I now have such an appetite and interest in food that I want to get into baking/cooking properly, whereas previously I had no interest at all in anything food related. I was tempted to make Glen a birthday cake, but after my first attempt fell a bit flat, I thought it would be more of an insult to serve him something pathetic... so I defrosted a bit of our wedding cake for us to munch through! Much nicer.

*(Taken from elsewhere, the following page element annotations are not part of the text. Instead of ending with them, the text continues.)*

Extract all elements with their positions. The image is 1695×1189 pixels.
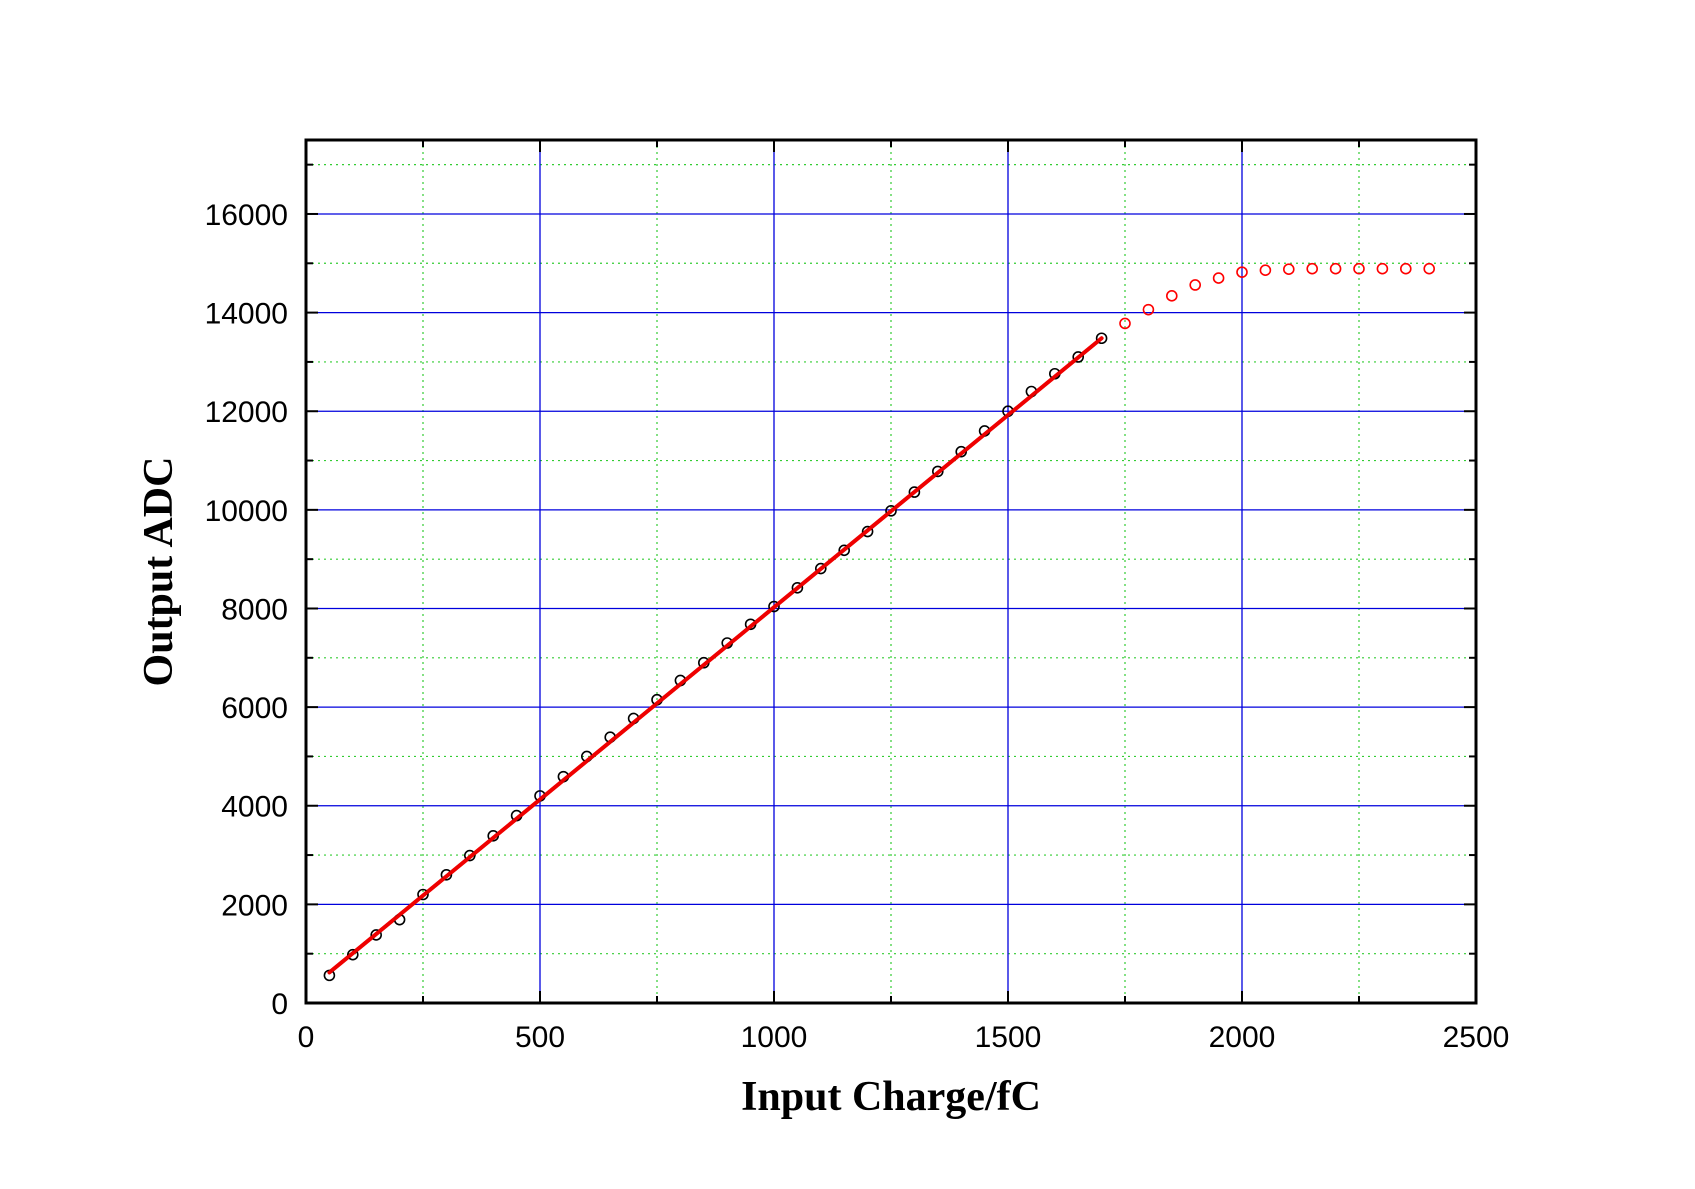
- data-point: [931, 465, 944, 478]
- data-point: [1166, 290, 1178, 302]
- data-point: [1189, 279, 1201, 291]
- data-point: [1236, 266, 1248, 278]
- x-tick-label: 1000: [741, 1021, 808, 1054]
- data-point: [1283, 263, 1295, 276]
- data-point: [417, 888, 429, 901]
- x-tick-label: 500: [515, 1021, 565, 1054]
- data-point: [814, 562, 827, 575]
- y-tick-label: 10000: [205, 495, 288, 528]
- y-tick-label: 16000: [205, 199, 288, 232]
- x-tick-label: 1500: [975, 1021, 1042, 1054]
- y-tick-label: 12000: [205, 396, 288, 429]
- plot-frame: [304, 138, 1478, 1005]
- y-tick-label: 0: [271, 988, 288, 1021]
- data-point: [838, 544, 851, 557]
- x-tick-label: 0: [298, 1021, 315, 1054]
- x-tick-label: 2000: [1209, 1021, 1276, 1054]
- data-point: [1142, 303, 1155, 316]
- series-layer: [323, 262, 1435, 982]
- x-tick-label: 2500: [1443, 1021, 1510, 1054]
- data-point: [885, 505, 897, 517]
- data-point: [463, 849, 476, 862]
- data-point: [1212, 272, 1225, 284]
- data-point: [768, 600, 780, 613]
- data-point: [1306, 262, 1318, 275]
- data-point: [1376, 262, 1389, 275]
- data-point: [1400, 262, 1412, 275]
- minor-grid: [306, 140, 1476, 1003]
- data-point: [908, 486, 921, 498]
- y-axis-title: Output ADC: [136, 457, 182, 687]
- data-point: [346, 948, 359, 961]
- data-point: [791, 581, 804, 594]
- fit-line-overlay: [327, 336, 1104, 975]
- data-point: [1353, 262, 1365, 275]
- data-point: [1095, 332, 1108, 345]
- y-tick-label: 8000: [221, 593, 288, 626]
- data-point: [1259, 264, 1272, 276]
- y-tick-label: 14000: [205, 298, 288, 331]
- y-tick-label: 4000: [221, 791, 288, 824]
- tick-labels: 0 500 1000 1500 2000 2500 0 2000 4000 6000 8000 100…: [205, 199, 1510, 1054]
- data-point: [1072, 351, 1084, 363]
- data-point: [1119, 317, 1131, 330]
- x-axis-title: Input Charge/fC: [741, 1074, 1041, 1120]
- data-point: [440, 868, 453, 881]
- data-point: [861, 525, 874, 538]
- data-point: [370, 929, 383, 941]
- data-point: [1329, 262, 1342, 275]
- data-point: [1423, 262, 1435, 275]
- y-tick-label: 2000: [221, 889, 288, 922]
- y-tick-label: 6000: [221, 692, 288, 725]
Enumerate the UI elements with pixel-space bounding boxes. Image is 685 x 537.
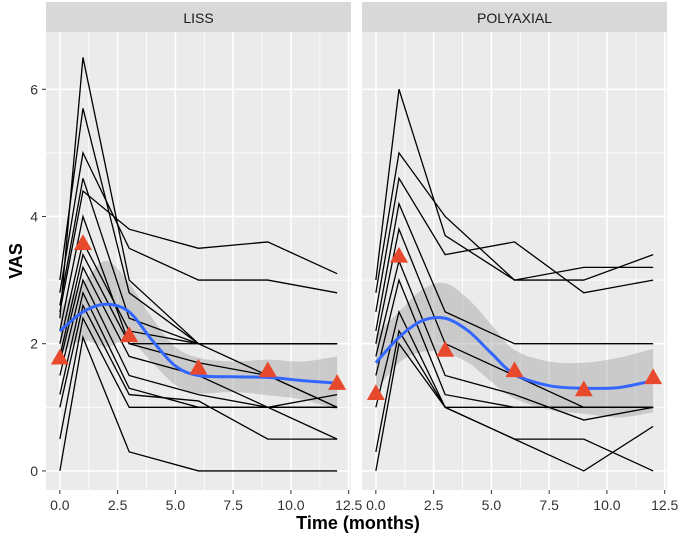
patient-line-12	[59, 150, 338, 294]
patient-line-10	[375, 89, 654, 281]
x-tick-label: 12.5	[335, 497, 362, 513]
x-tick-label: 0.0	[366, 497, 386, 513]
mean-marker	[73, 234, 92, 250]
patient-lines-liss	[59, 57, 338, 472]
mean-markers-liss	[50, 234, 347, 390]
patient-line-5	[375, 258, 654, 421]
patient-line-13	[59, 108, 338, 408]
mean-marker	[574, 380, 593, 397]
mean-marker	[389, 246, 408, 263]
strip-label-polyaxial: POLYAXIAL	[477, 10, 552, 26]
patient-line-2	[59, 316, 338, 440]
mean-marker	[120, 326, 139, 343]
smooth-fit-line	[58, 302, 338, 385]
x-axis-title: Time (months)	[296, 513, 420, 533]
y-tick-label: 4	[30, 208, 38, 224]
x-tick-label: 5.0	[166, 497, 186, 513]
x-axis-polyaxial: 0.0 2.5 5.0 7.5 10.0 12.5	[366, 490, 679, 513]
gridlines-liss	[46, 32, 351, 490]
patient-line-6	[375, 226, 654, 408]
smooth-curve-polyaxial	[374, 315, 654, 391]
x-axis-liss: 0.0 2.5 5.0 7.5 10.0 12.5	[50, 490, 363, 513]
x-tick-label: 7.5	[223, 497, 243, 513]
patient-line-9	[375, 151, 654, 293]
patient-lines-polyaxial	[375, 89, 654, 472]
x-tick-label: 12.5	[651, 497, 678, 513]
x-tick-label: 7.5	[539, 497, 559, 513]
y-axis: 0 2 4 6	[30, 81, 46, 479]
mean-marker	[258, 361, 277, 378]
x-tick-label: 5.0	[482, 497, 502, 513]
strip-liss	[46, 2, 351, 32]
smooth-fit-line	[374, 315, 654, 391]
strip-polyaxial	[362, 2, 667, 32]
patient-line-14	[59, 57, 338, 345]
mean-marker	[189, 358, 208, 375]
panel-background-liss	[46, 32, 351, 490]
patient-line-7	[375, 201, 654, 345]
strip-label-liss: LISS	[183, 10, 213, 26]
x-tick-label: 2.5	[424, 497, 444, 513]
mean-marker	[436, 341, 455, 357]
mean-markers-polyaxial	[366, 246, 663, 401]
patient-line-2	[375, 329, 654, 472]
patient-line-1	[59, 334, 338, 472]
patient-line-5	[59, 278, 338, 408]
patient-line-10	[59, 189, 338, 313]
patient-line-6	[59, 265, 338, 408]
mean-marker	[366, 384, 385, 401]
panel-background-polyaxial	[362, 32, 667, 490]
smooth-curve-liss	[58, 302, 338, 385]
x-tick-label: 10.0	[593, 497, 620, 513]
y-tick-label: 2	[30, 336, 38, 352]
x-tick-label: 0.0	[50, 497, 70, 513]
panel-polyaxial: POLYAXIAL	[362, 2, 667, 490]
x-tick-label: 2.5	[108, 497, 128, 513]
panel-liss: LISS	[46, 2, 351, 490]
mean-marker	[50, 348, 69, 365]
y-tick-label: 6	[30, 81, 38, 97]
y-tick-label: 0	[30, 463, 38, 479]
x-tick-label: 10.0	[277, 497, 304, 513]
y-axis-title: VAS	[6, 243, 26, 279]
mean-marker	[328, 374, 347, 390]
mean-marker	[505, 361, 524, 378]
mean-marker	[644, 368, 663, 385]
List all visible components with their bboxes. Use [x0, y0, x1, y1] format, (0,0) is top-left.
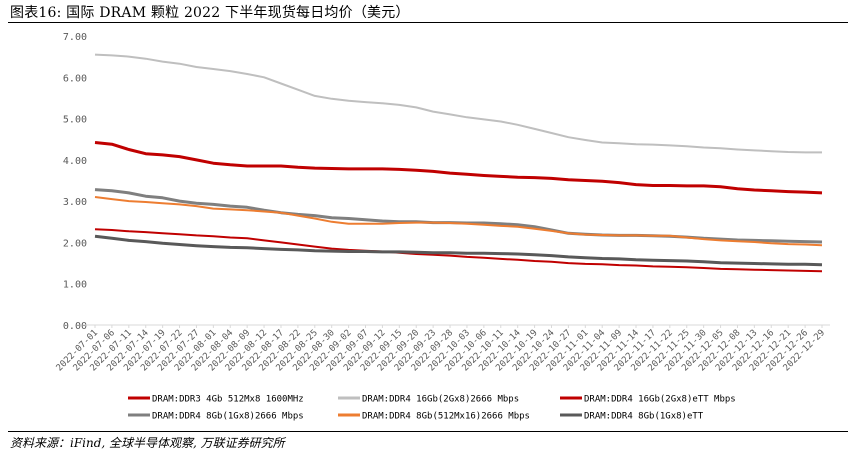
y-tick-label: 0.00	[63, 321, 87, 332]
legend-label: DRAM:DDR4 16Gb(2Gx8)2666 Mbps	[362, 395, 519, 405]
y-tick-label: 4.00	[63, 156, 87, 167]
series-line-6	[94, 234, 823, 267]
series-line-2	[94, 53, 822, 154]
y-tick-label: 3.00	[63, 197, 87, 208]
title-rule	[8, 22, 848, 23]
y-tick-label: 6.00	[63, 73, 87, 84]
y-tick-label: 2.00	[63, 238, 87, 249]
legend: DRAM:DDR3 4Gb 512Mx8 1600MHz DRAM:DDR4 16…	[128, 395, 736, 422]
legend-label: DRAM:DDR4 8Gb(1Gx8)2666 Mbps	[152, 412, 304, 422]
legend-label: DRAM:DDR4 8Gb(512Mx16)2666 Mbps	[362, 412, 530, 422]
chart-title: 图表16: 国际 DRAM 颗粒 2022 下半年现货每日均价（美元）	[10, 5, 410, 21]
y-tick-label: 5.00	[63, 115, 87, 126]
y-axis: 0.00 1.00 2.00 3.00 4.00 5.00 6.00 7.00	[63, 32, 87, 332]
y-tick-label: 1.00	[63, 280, 87, 291]
x-axis: 2022-07-012022-07-062022-07-112022-07-14…	[55, 324, 830, 373]
series-line-3	[94, 141, 823, 195]
y-tick-label: 7.00	[63, 32, 87, 43]
series-line-4	[94, 188, 823, 244]
series-line-1	[94, 228, 823, 273]
legend-label: DRAM:DDR4 8Gb(1Gx8)eTT	[584, 412, 704, 422]
series-line-5	[94, 196, 823, 247]
legend-label: DRAM:DDR3 4Gb 512Mx8 1600MHz	[152, 395, 304, 405]
source-note: 资料来源：iFind, 全球半导体观察, 万联证券研究所	[10, 436, 285, 450]
source-rule	[8, 431, 848, 432]
legend-label: DRAM:DDR4 16Gb(2Gx8)eTT Mbps	[584, 395, 736, 405]
series-lines	[94, 53, 823, 273]
dram-price-line-chart: 0.00 1.00 2.00 3.00 4.00 5.00 6.00 7.00 2022-07…	[55, 32, 830, 422]
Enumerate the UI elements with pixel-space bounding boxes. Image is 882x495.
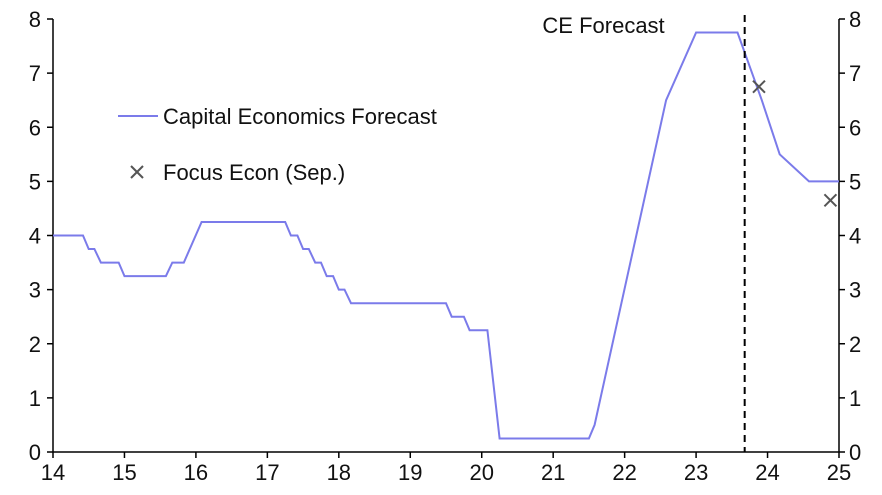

Obviously June saw us get married and go on our honeymoon. Although we'd planned it with the thought I'd be on oxygen and very tired, the fact that I got to that important milestone with nice new shiney's was beyond amazing. It probably was the best wedding gift (lovingly sent from my donor angel!) we could have received. I was able to be part of every second of the day without having to take time away to rest. I enjoyed walking down the aisle unassisted (by person or oxygen), I could have my first dance unimpeded by wires and I could generally float around the venue in the princess dress that was sooo me! None of that would have been possible if I hadn't got my op. Our honeymoon, we barely stopped! We walked sooo much, I could run, play, climb, dance etc... (yes I'm a big kid!) and generally just enjoy being with my husband in Disney, practically without a care in the world (I was missing my Judy obviously!)
Since then, I've been building up all the exercise I can do- starting off with support from the gym trainers, or family/friends, but now I'm off to fitness classes, going swimming, doing epic walks with the dogs, going for bike rides etc... none of this I really saw myself being able to do again... even the thought of having the transplant didn't really compute just how much my life has changed.
When a 'normal' person has to take the dog for a walk, or force themselves to the gym after a particularly 'foody' weekend they see it as a chore 'I suppose I'd better take the dogs out for a walk'... or even a trip to the supermarket to do the weekly food shop. For me, although sometimes the timing isn't great, or I have to juggle things around in my day, the actual act of going out and doing whatever is a happy thing... because I CAN do these things for myself now! I'm sure over time the novelty will probably wear off and dog walking, exercising and food shopping will be seen as a pain in the bum, but for now I'm grateful for them. I appreciate just what living is, and I'm doing just that... I'm LIVING my life now, not just existing.
200 days on for me being able to live, means it's been 200 days that my donor's family have been without her.Thank you to my wonderful donor angel. She was a brilliant and kind lady who even in death was able to give the most wonderous of gifts... she gave me back my life!